Why Securing The IoT Is The Next Frontier For ISPs

Why Securing IoT Is The Next Frontier For ISPs

Indispensable but interchangeable. Such is the problem of modern ISPs – the telcos, cable companies and satellite providers. They provide the fundamental infrastructure that keeps the entire digital ecosystem running, but they are a utility service of sorts, and thus don’t have much to differentiate themselves beyond providing a consistent on-ramp to the digital world –and how much they charge for said access.

“For most of the very recent past, the service providers have been mainly connected to customers. They are places where we can put applications and connect devices,” Eva Apesteguia, director of security services customer strategy at Allot, told PYMNTS in a recent conversation.

In the past, that has been a real disincentive to innovation in the entire segment, she noted, because at some point, the providers began defining themselves as connectivity points. But the world is constantly evolving, and ISPs have a changing place in it – one that Allot aims to help them explore. Because in a world with an increasing number of device types connecting to consumer home networks, those networks need securing now more than ever.

That has become even more true over the last several weeks, said Apesteguia, as people have transitioned en masse to working from home and logging into work from their home networks. Where there are consumers and a growing number of targets, there will always be hackers and cybercriminals probing for weak points. That’s bad news for consumers, but potentially presents an opportunity for ISPs to expand their service offering and their revenue stream by offering security services to consumers, noted Apesteguia.

A Newly Relevant Model 

Over the last decade, smart devices have all been complicated, consisting of phones, gaming systems, tablets and the like, which can be independently outfitted for security. But in a world of smart speakers, toasters, appliances, lightbulbs and other IoT-connected devices that are purpose-built for very specific functions, there has emerged an entirely different species of tech — in essence, “dumb” smart devices that know exactly what they are supposed to do, and only that. And because they don’t have a complex operating system to interact with, they are hard to individually secure and fairly easy for hackers to access.

And, Apesteguia noted, although they aren’t terribly interesting things to hack into, they make for wonderful entry points to a network and all the devices on it.

“No one wants to hack a camera, maybe, but they absolutely want to use it as a stepping stone to a router and into controlling a whole network,” she said.

The network provider, as the home for all of those devices on the network, is actually the natural point to secure it — and Allot exists to help providers embed security services in their network so those ISPs can offer security to their end consumers as part of their service offering.

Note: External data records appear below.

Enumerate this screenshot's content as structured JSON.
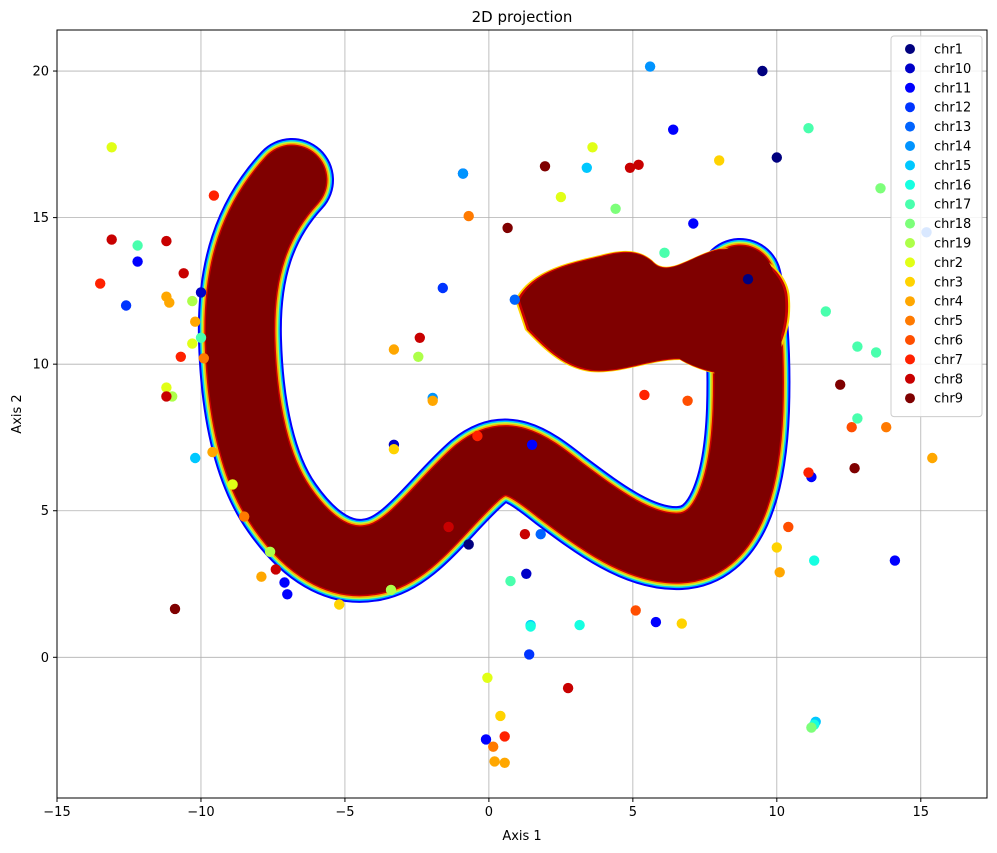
{
  "chart_data": {
    "type": "scatter",
    "title": "2D projection",
    "xlabel": "Axis 1",
    "ylabel": "Axis 2",
    "xlim": [
      -15,
      17.3
    ],
    "ylim": [
      -4.8,
      21.4
    ],
    "xticks": [
      -15,
      -10,
      -5,
      0,
      5,
      10,
      15
    ],
    "yticks": [
      0,
      5,
      10,
      15,
      20
    ],
    "grid": true,
    "legend_position": "top-right",
    "series": [
      {
        "name": "chr1",
        "color": "#00007f",
        "points": [
          [
            9.5,
            20.0
          ],
          [
            10.0,
            17.05
          ],
          [
            -0.7,
            3.85
          ],
          [
            9.0,
            12.9
          ]
        ]
      },
      {
        "name": "chr10",
        "color": "#0000c8",
        "points": [
          [
            -10.0,
            12.45
          ],
          [
            -3.3,
            7.25
          ],
          [
            1.3,
            2.85
          ]
        ]
      },
      {
        "name": "chr11",
        "color": "#0000ff",
        "points": [
          [
            -12.2,
            13.5
          ],
          [
            -7.1,
            2.55
          ],
          [
            -7.0,
            2.15
          ],
          [
            11.2,
            6.15
          ],
          [
            14.1,
            3.3
          ],
          [
            1.5,
            7.25
          ],
          [
            6.4,
            18.0
          ],
          [
            7.1,
            14.8
          ],
          [
            5.8,
            1.2
          ],
          [
            -0.1,
            -2.8
          ]
        ]
      },
      {
        "name": "chr12",
        "color": "#0034ff",
        "points": [
          [
            -12.6,
            12.0
          ],
          [
            -1.6,
            12.6
          ],
          [
            -0.9,
            16.5
          ],
          [
            1.4,
            0.1
          ]
        ]
      },
      {
        "name": "chr13",
        "color": "#0064ff",
        "points": [
          [
            15.2,
            14.5
          ],
          [
            0.9,
            12.2
          ],
          [
            1.8,
            4.2
          ]
        ]
      },
      {
        "name": "chr14",
        "color": "#0094ff",
        "points": [
          [
            5.6,
            20.15
          ],
          [
            -1.95,
            8.85
          ],
          [
            -0.9,
            16.5
          ]
        ]
      },
      {
        "name": "chr15",
        "color": "#00c8ff",
        "points": [
          [
            11.35,
            -2.2
          ],
          [
            1.45,
            1.1
          ],
          [
            -10.2,
            6.8
          ],
          [
            3.4,
            16.7
          ]
        ]
      },
      {
        "name": "chr16",
        "color": "#16ffe1",
        "points": [
          [
            1.45,
            1.05
          ],
          [
            3.15,
            1.1
          ],
          [
            11.3,
            -2.3
          ],
          [
            11.3,
            3.3
          ]
        ]
      },
      {
        "name": "chr17",
        "color": "#49ffad",
        "points": [
          [
            11.1,
            18.05
          ],
          [
            -12.2,
            14.05
          ],
          [
            -10.0,
            10.9
          ],
          [
            12.8,
            10.6
          ],
          [
            13.45,
            10.4
          ],
          [
            12.8,
            8.15
          ],
          [
            6.1,
            13.8
          ],
          [
            0.75,
            2.6
          ],
          [
            11.7,
            11.8
          ]
        ]
      },
      {
        "name": "chr18",
        "color": "#7dff7a",
        "points": [
          [
            4.4,
            15.3
          ],
          [
            11.2,
            -2.4
          ],
          [
            13.6,
            16.0
          ]
        ]
      },
      {
        "name": "chr19",
        "color": "#adff49",
        "points": [
          [
            -10.3,
            12.15
          ],
          [
            -11.0,
            8.9
          ],
          [
            -7.6,
            3.6
          ],
          [
            -3.4,
            2.3
          ],
          [
            -2.45,
            10.25
          ]
        ]
      },
      {
        "name": "chr2",
        "color": "#e1ff16",
        "points": [
          [
            -13.1,
            17.4
          ],
          [
            2.5,
            15.7
          ],
          [
            3.6,
            17.4
          ],
          [
            -0.05,
            -0.7
          ],
          [
            -8.9,
            5.9
          ],
          [
            -11.2,
            9.2
          ],
          [
            -10.3,
            10.7
          ]
        ]
      },
      {
        "name": "chr3",
        "color": "#ffd300",
        "points": [
          [
            8.0,
            16.95
          ],
          [
            -5.2,
            1.8
          ],
          [
            0.4,
            -2.0
          ],
          [
            6.7,
            1.15
          ],
          [
            10.0,
            3.75
          ],
          [
            -3.3,
            7.1
          ]
        ]
      },
      {
        "name": "chr4",
        "color": "#ffa700",
        "points": [
          [
            -11.2,
            12.3
          ],
          [
            -10.2,
            11.45
          ],
          [
            -9.6,
            7.0
          ],
          [
            -7.9,
            2.75
          ],
          [
            0.2,
            -3.55
          ],
          [
            0.55,
            -3.6
          ],
          [
            10.1,
            2.9
          ],
          [
            15.4,
            6.8
          ],
          [
            -1.95,
            8.75
          ],
          [
            -3.3,
            10.5
          ],
          [
            -11.1,
            12.1
          ]
        ]
      },
      {
        "name": "chr5",
        "color": "#ff7a00",
        "points": [
          [
            -0.7,
            15.05
          ],
          [
            -8.5,
            4.8
          ],
          [
            0.15,
            -3.05
          ],
          [
            13.8,
            7.85
          ],
          [
            -9.9,
            10.2
          ]
        ]
      },
      {
        "name": "chr6",
        "color": "#ff4e00",
        "points": [
          [
            5.1,
            1.6
          ],
          [
            10.4,
            4.45
          ],
          [
            12.6,
            7.85
          ],
          [
            6.9,
            8.75
          ]
        ]
      },
      {
        "name": "chr7",
        "color": "#ff2100",
        "points": [
          [
            -13.5,
            12.75
          ],
          [
            -9.55,
            15.75
          ],
          [
            -10.7,
            10.25
          ],
          [
            5.4,
            8.95
          ],
          [
            11.1,
            6.3
          ],
          [
            0.55,
            -2.7
          ],
          [
            -0.4,
            7.55
          ]
        ]
      },
      {
        "name": "chr8",
        "color": "#c80000",
        "points": [
          [
            -11.2,
            14.2
          ],
          [
            -13.1,
            14.25
          ],
          [
            -10.6,
            13.1
          ],
          [
            -11.2,
            8.9
          ],
          [
            -7.4,
            3.0
          ],
          [
            -2.4,
            10.9
          ],
          [
            2.75,
            -1.05
          ],
          [
            5.2,
            16.8
          ],
          [
            4.9,
            16.7
          ],
          [
            1.25,
            4.2
          ],
          [
            -1.4,
            4.45
          ]
        ]
      },
      {
        "name": "chr9",
        "color": "#7f0000",
        "points": [
          [
            -10.9,
            1.65
          ],
          [
            0.65,
            14.65
          ],
          [
            1.95,
            16.75
          ],
          [
            12.2,
            9.3
          ],
          [
            12.7,
            6.45
          ]
        ]
      }
    ]
  }
}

How a provider chooses to build that can vary, Apesteguia said. Telcos and cable services typically offer those services via one of two methods. They either build them directly into the monthly offering itself — so that a customer buys minutes, data, texting and security protections as part of a single bundle — or they tend to package it as a value-added offer, something their consumers subscribe to separately from their phone/internet service.

Whichever model they chose, the results are visible in the revenue boost, Apesteguia noted, which on the low end comes in around 5 percent and on the higher end can be 10 percent or even 15 percent, depending on the market.

And while the opportunity is becoming even more present with the advent of the IoT, the emergence of the COVID-19 outbreak has sent that process into hyperdrive.

A Rapidly Changing Landscape

The digital transition has had a major adrenaline jolt as the entire world tries to find new mechanisms for delivering once-physical services live and in real time.

“We’re seeing the network providers reporting to us that they are seeing 40 percent spikes and more internet traffic,” said Apesteguia. “Those people are telecommuting – and when they’re not working, they’re doing online learning with kids home from school, they’re streaming Netflix. It makes the security space a nightmare, because hackers all over the world know everyone is sitting on the internet right now.”

In a time of widespread social distancing, digital security at the home network has gone from something that was perhaps not terribly top of mind for most consumers to an area of direct and pressing interest for almost the entire planet. ISPs are in a unique position to provide that next generation of security to their consumers, Apesteguia noted — and to expand their revenue streams while they do it.